Items 1-3 are performed on all 4 servers.

1. Install on all servers a full set of all services except the client if you have LXC containers. We put all the services, because they are still disabled in Debian at startup in / etc / default / ... And if you suddenly have to turn the metalogger into a master, everything will already be installed in advance.

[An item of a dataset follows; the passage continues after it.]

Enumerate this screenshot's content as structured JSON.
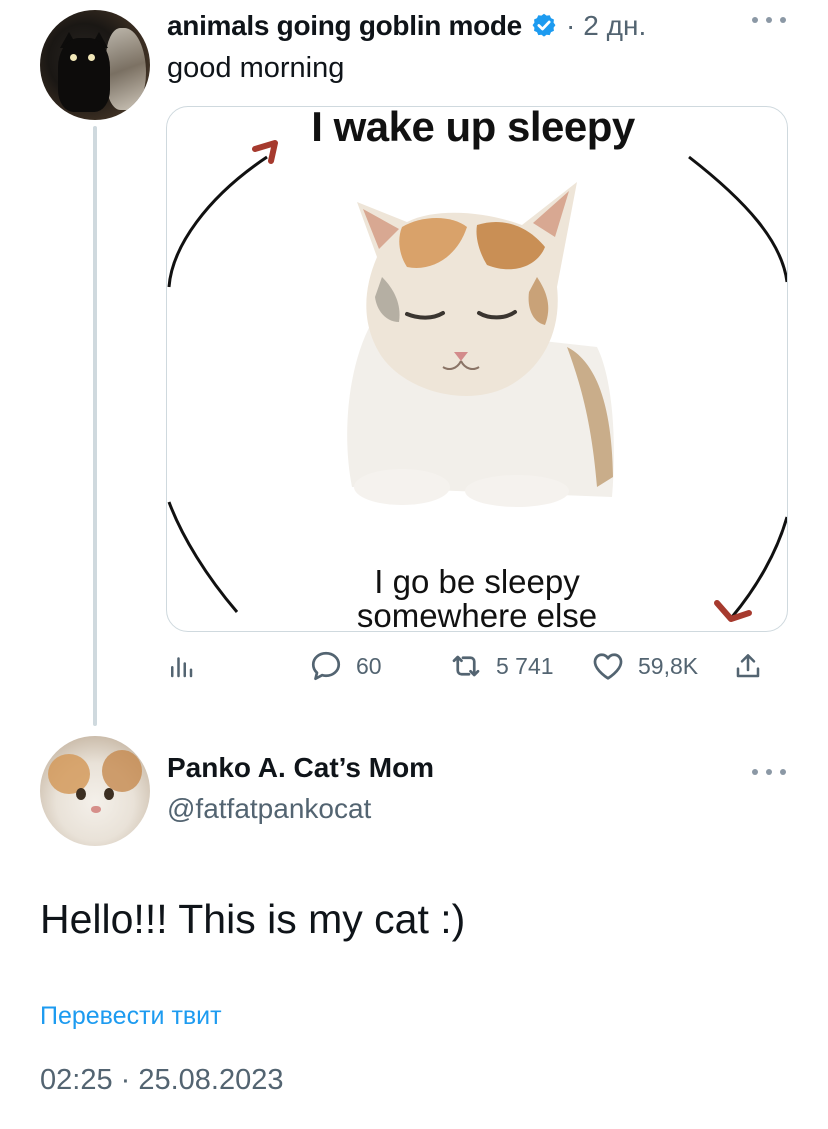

 apt-get -y install lizardfs-common lizardfs-master lizardfs-chunkserver lizardfs-metalogger lizardfs-client cp /etc/lizardfs/mfsmaster.cfg.dist /etc/lizardfs/mfsmaster.cfg cp /etc/lizardfs/mfsmetalogger.cfg.dist /etc/lizardfs/mfsmetalogger.cfg cp /etc/lizardfs/mfsgoals.cfg.dist /etc/lizardfs/mfsgoals.cfg cp /etc/lizardfs/mfschunkserver.cfg.dist /etc/lizardfs/mfschunkserver.cfg cp /etc/lizardfs/mfshdd.cfg.dist /etc/lizardfs/mfshdd.cfg

Or, since the option above is given in Debian in native packages, if you install from source or build your packages, the directory will be different:

 cp /etc/mfs/mfsmaster.cfg.dist /etc/mfs/mfsmaster.cfg cp /etc/mfs/mfsmetalogger.cfg.dist /etc/mfs/mfsmetalogger.cfg cp /etc/mfs/mfsgoals.cfg.dist /etc/mfs/mfsgoals.cfg cp /etc/mfs/mfschunkserver.cfg.dist /etc/mfs/mfschunkserver.cfg cp /etc/mfs/mfshdd.cfg.dist /etc/mfs/mfshdd.cfg

Including the names of the utilities, depending on the packages, can also change - mfs * / lizardfs <action> and so on.

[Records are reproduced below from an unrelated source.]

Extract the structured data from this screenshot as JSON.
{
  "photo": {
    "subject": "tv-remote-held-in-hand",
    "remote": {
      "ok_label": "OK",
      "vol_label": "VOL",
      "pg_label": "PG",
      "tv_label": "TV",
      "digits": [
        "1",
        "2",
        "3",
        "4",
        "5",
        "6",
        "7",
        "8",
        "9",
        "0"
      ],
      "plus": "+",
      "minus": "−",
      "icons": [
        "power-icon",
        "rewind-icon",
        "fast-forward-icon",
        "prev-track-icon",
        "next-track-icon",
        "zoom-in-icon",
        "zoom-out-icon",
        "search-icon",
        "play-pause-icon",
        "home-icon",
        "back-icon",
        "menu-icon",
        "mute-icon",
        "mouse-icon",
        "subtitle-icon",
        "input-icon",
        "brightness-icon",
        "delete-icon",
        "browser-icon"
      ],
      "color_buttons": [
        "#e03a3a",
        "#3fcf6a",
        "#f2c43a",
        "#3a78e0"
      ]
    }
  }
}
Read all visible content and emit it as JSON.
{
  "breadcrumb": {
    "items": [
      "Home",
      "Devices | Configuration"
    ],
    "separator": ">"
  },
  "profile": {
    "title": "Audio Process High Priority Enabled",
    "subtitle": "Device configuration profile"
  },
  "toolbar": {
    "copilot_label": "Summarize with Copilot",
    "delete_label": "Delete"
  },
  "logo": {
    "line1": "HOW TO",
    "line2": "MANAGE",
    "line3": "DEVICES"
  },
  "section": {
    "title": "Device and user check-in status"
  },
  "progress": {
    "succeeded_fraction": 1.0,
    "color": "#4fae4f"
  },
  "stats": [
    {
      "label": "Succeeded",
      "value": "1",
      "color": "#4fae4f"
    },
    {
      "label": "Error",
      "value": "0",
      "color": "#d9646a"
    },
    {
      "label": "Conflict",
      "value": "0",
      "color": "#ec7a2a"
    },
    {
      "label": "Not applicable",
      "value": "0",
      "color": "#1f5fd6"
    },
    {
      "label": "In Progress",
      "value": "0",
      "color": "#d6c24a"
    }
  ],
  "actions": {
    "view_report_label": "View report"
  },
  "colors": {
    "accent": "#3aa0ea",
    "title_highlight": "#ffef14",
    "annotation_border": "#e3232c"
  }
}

In some cases, if you do not install the master package of the server, but only put metalogger and chunkserver, then by default the rights of the user and the group mfs / lizardfs on the folder / var / lib / mfs or / var / lib / lizardfs are not set.

2. Add to / etc / hosts the default entry for LizardFS.

 echo "172.24.1.1 mfsmaster" >> /etc/hosts

3. Choose a folder or a separate section for data storage, or even 2 sections or more. Consider just 1 folder in the current filesystem on each server: / data / lizardfs-chunk

 mkdir -p /var/www (    ) mkdir -p /data/lizardfs-chunk ( LizardFS      )

 echo "/data/lizardfs-chunk" > /etc/lizardfs/mfshdd.cfg echo "172.24.1.0/24 / rw,alldirs,maproot=0" > /etc/lizardfs/mfsexports.cfg

 echo "/data/lizardfs-chunk" > /etc/mfs/mfshdd.cfg echo "172.24.1.0/24 . rw,alldirs,maproot=0" > /etc/mfs/mfsexports.cfg echo "172.24.1.0/24 / rw,alldirs,maproot=0" > /etc/mfs/mfsexports.cfg

Sharing the root - meaning the entire space of the LizardFS itself, and not the root of the native FS system.

Sharing points - meaning that it was possible to connect the file system with meta-data. This will be required to clean up the deleted files. Reviewed below.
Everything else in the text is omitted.